KEYWORDS : Cannabis; cardiovascular; electronic health record (EHR); mortality
Cannabis use in U.S. adults has increased significantly in recent years (1,2). There is a dearth of high-quality research on the effects of cannabis use on health (3) and, in the absence of scientific evidence,
there is a tendency to perceive cannabis as being harmless or even helpful (4,5); this is important since research has found that the perception of no risk from cannabis use is associated with increased use (6). As more U.S. states legalize cannabis, it becomes increasingly important to understand the potential impact of cannabis use on health so that adults can make informed choices about its use.
Heart disease is the leading cause of death in the U.S (7). Animal and in vitro research suggests that
cannabis may have a negative impact on cardiovascular functioning (3,8,9). Recent reviews of the clinical
literature have concluded that existing research is insufficient for evaluating the association between cannabis use and adverse cardiovascular outcomes (3,8). Limitations of past research include reliance on self-reported cannabis use, the use of crosssectional rather than longitudinal designs, failure to control for potential confounding factors, the use of study samples in which harm is less likely to be detected (i.e., younger participants, infrequent cannabis users) (8), and the failure to disentangle the effects of cannabis from tobacco smoking (3,10). The latter is of importance since tobacco smoking is a primary cause of cardiovascular disease (11) and there is a high prevalence of tobacco smoking among people with cannabis use disorder (CUD), which has been estimated to be 47% (12).
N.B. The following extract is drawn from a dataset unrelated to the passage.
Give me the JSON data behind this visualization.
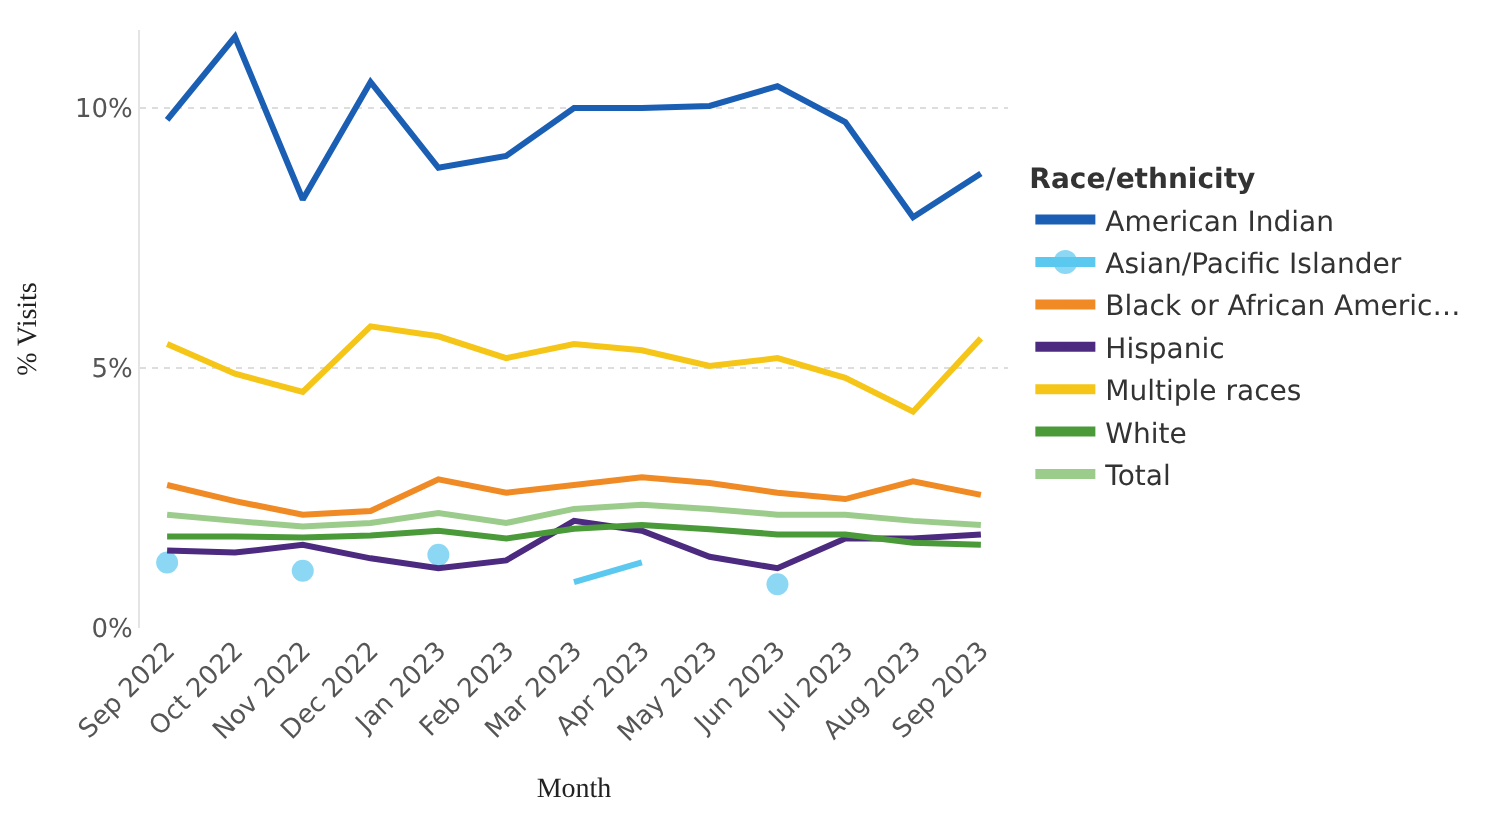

The present study evaluated the association between regular cannabis use, with and without tobacco co-use, and cardiovascular outcomes using a method that addresses many of the limitations of past research (13). This approach included using EHR data, rather than self-report measures, of cannabis use and adverse cardiovascular outcomes, use of a multi-year dataset, which allows detection of effects that may take several years to develop, large sample sizes, and the use of rigorous matching and analytic procedures to control for potential confounding factors (e.g., age, race, ethnicity, socioeconomic
status, other substance use, etc.). We predicted that a positive association would be found between regular cannabis use, with or without tobacco-co-use, and adverse cardiovascular outcomes.